Buchvorstellung von Andreas Maus' Künstlerbuch "Ausgelöscht für immer. Anne Frank"

Verfasst am 10. April 2024

Die Literatur über das Leben von Anne Frank füllt meterweise Bibliotheksregale. Die 1934 nach Amsterdam geflohene Jüdin aus Frankfurt am Main ist durch ihr dort verfasstes Tagebuch einer der bekanntesten biographischen Zugänge zur Gewaltgeschichte des "Dritten Reichs". Aus diesem Grund versuchen Historiker*innen seit Jahrzehnten, das Lebensschicksal von Anne Frank und ihrer Familie bis zur Ermordung im Konzentrationslager Bergen-Belsen in möglichst vielen Nuancen nachzuzeichnen.
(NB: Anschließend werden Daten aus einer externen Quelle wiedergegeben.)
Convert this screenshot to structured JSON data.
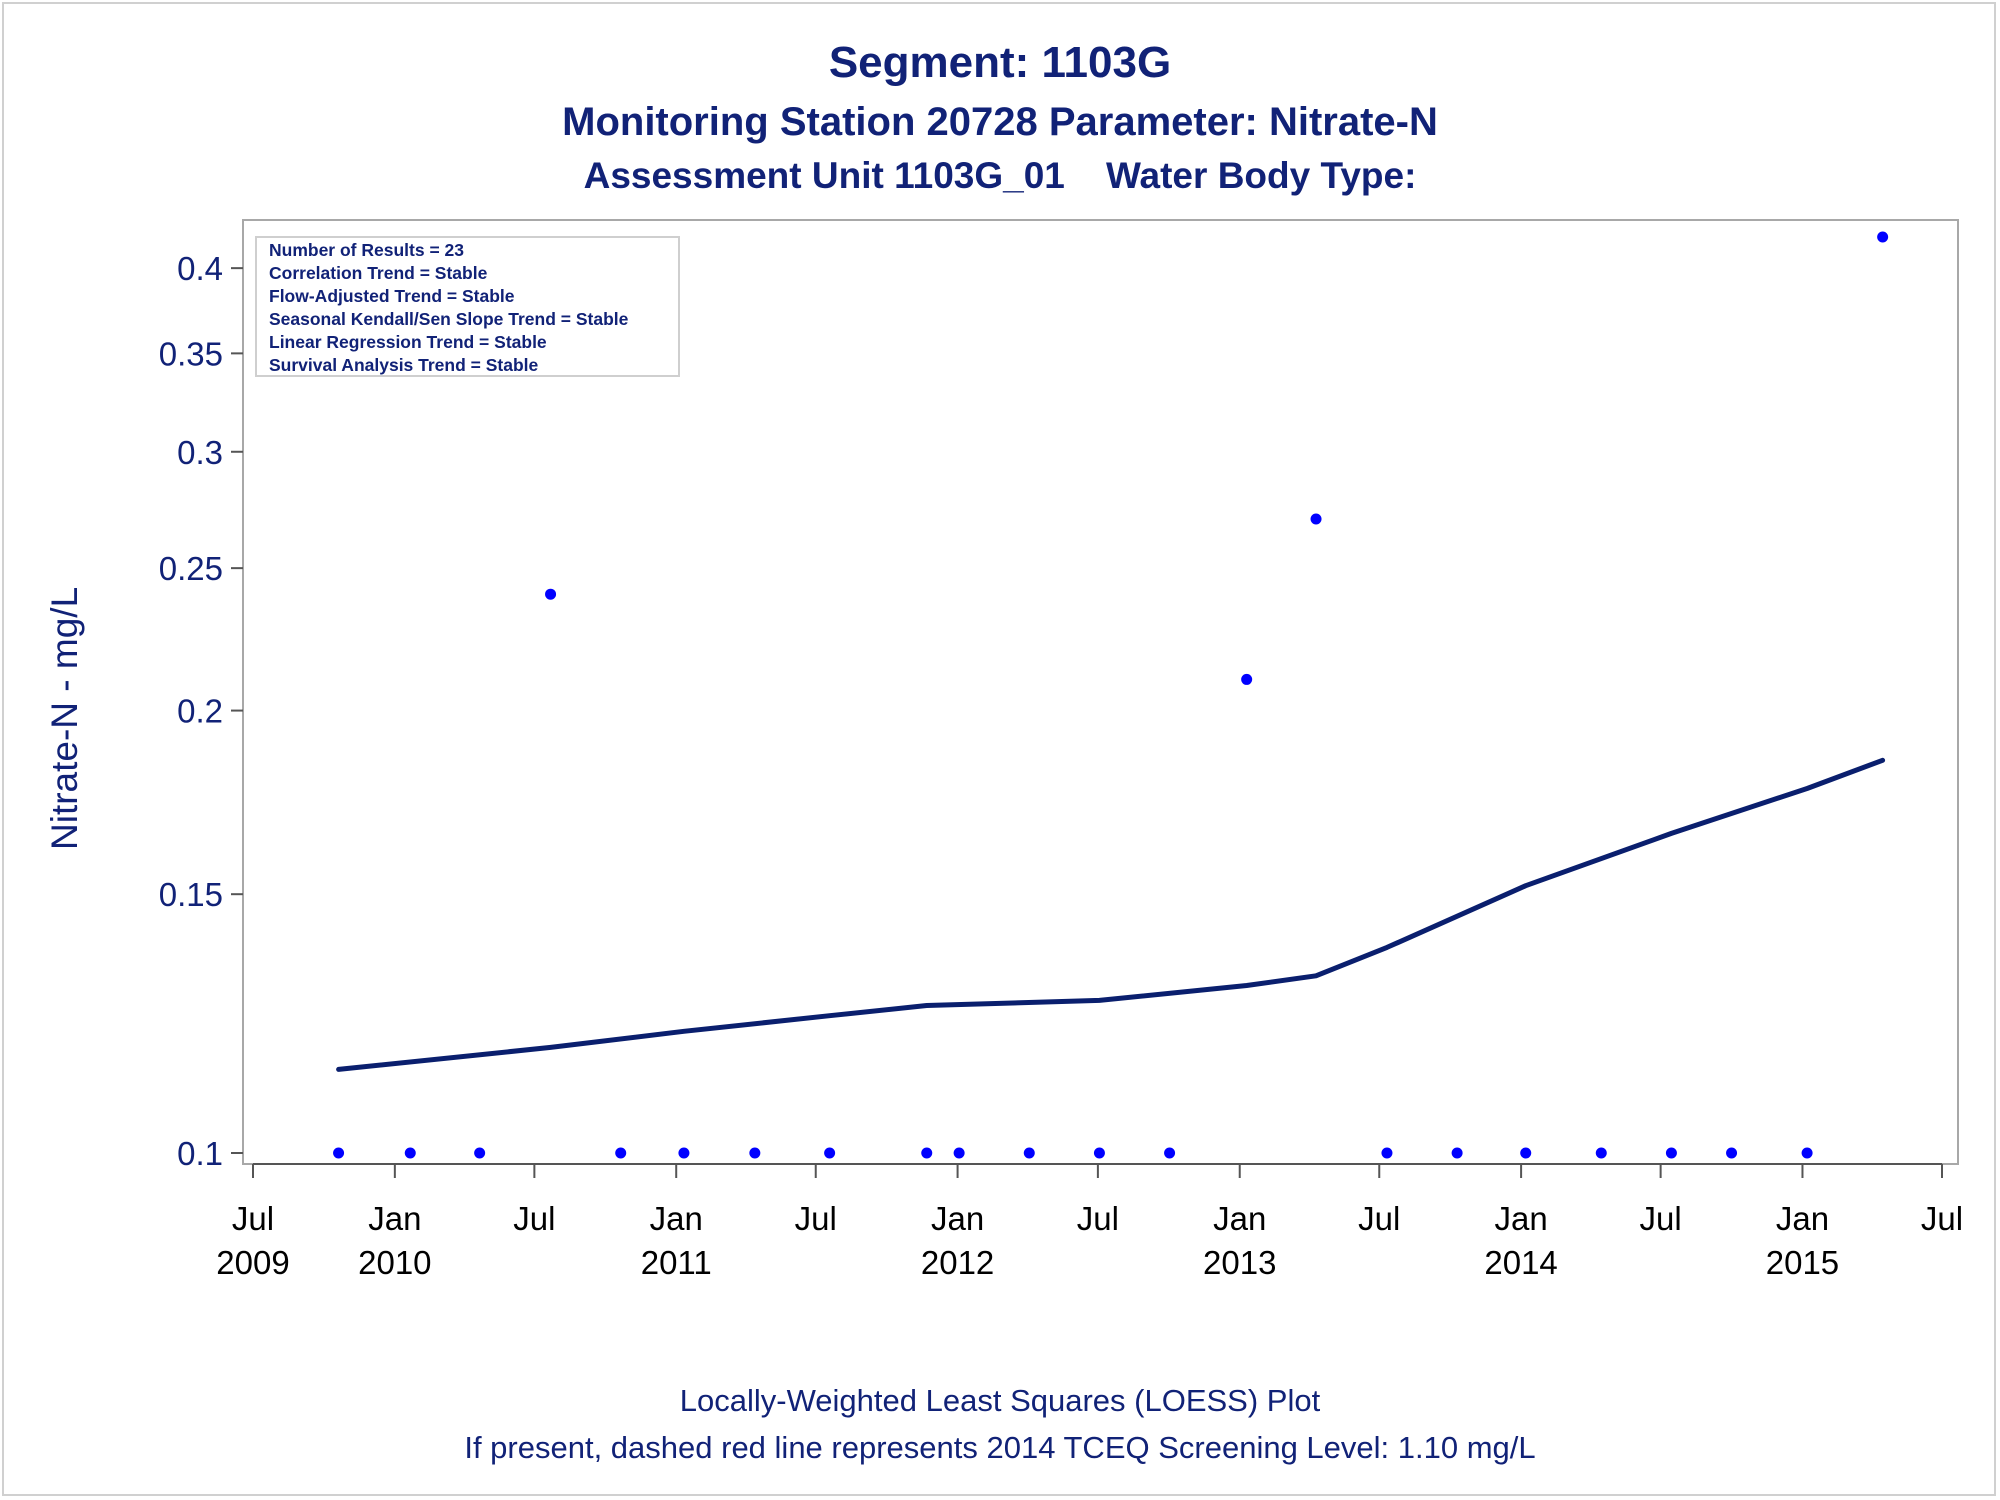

Der Kölner Künstler Andreas Maus benötigt dafür nur vier Farben - dennoch gelingt es ihm anschaulicher und eindringlicher als den meisten wissenschaftlichen Abhandlungen, die durch ihre große Fußnotendichte eher an Bleiwüsten erinnern.

Andreas Maus ist 1964 in Köln geboren und zeichnet und gestaltet von Kindertagen an, später kamen Bildhauerei und Collagetechniken hinzu. Seit 2012 ist er als Künstler im Künstlerhaus KAT18, dessen Förderverein "Kunst und Begegnung in der Stadt" das Anne Frank-Buch herausgibt. In diesem zwischen 2020 und 2021 entstandene Werk befasst sich Maus mit individuellen Gewalterfahrungen und deren systemischen Entstehungskontexten - in den Jahren 1933 und 1945 und darüber hinaus bis in die Gegenwart. Damit beabsichtig der Kölner nach eigener Aussage, das "Geschichtsbewusstsein der Deutschen mal aufzupolieren." Für seine Kunst wurde Maus 2021 mit dem "Euward Preis" (Europäischer Kunstpreis für Malerei und Grafik im Kontext geistiger Behinderung) ausgezeichnet und durfte seine Kunstwerke im Haus der Kunst in München ausstellen.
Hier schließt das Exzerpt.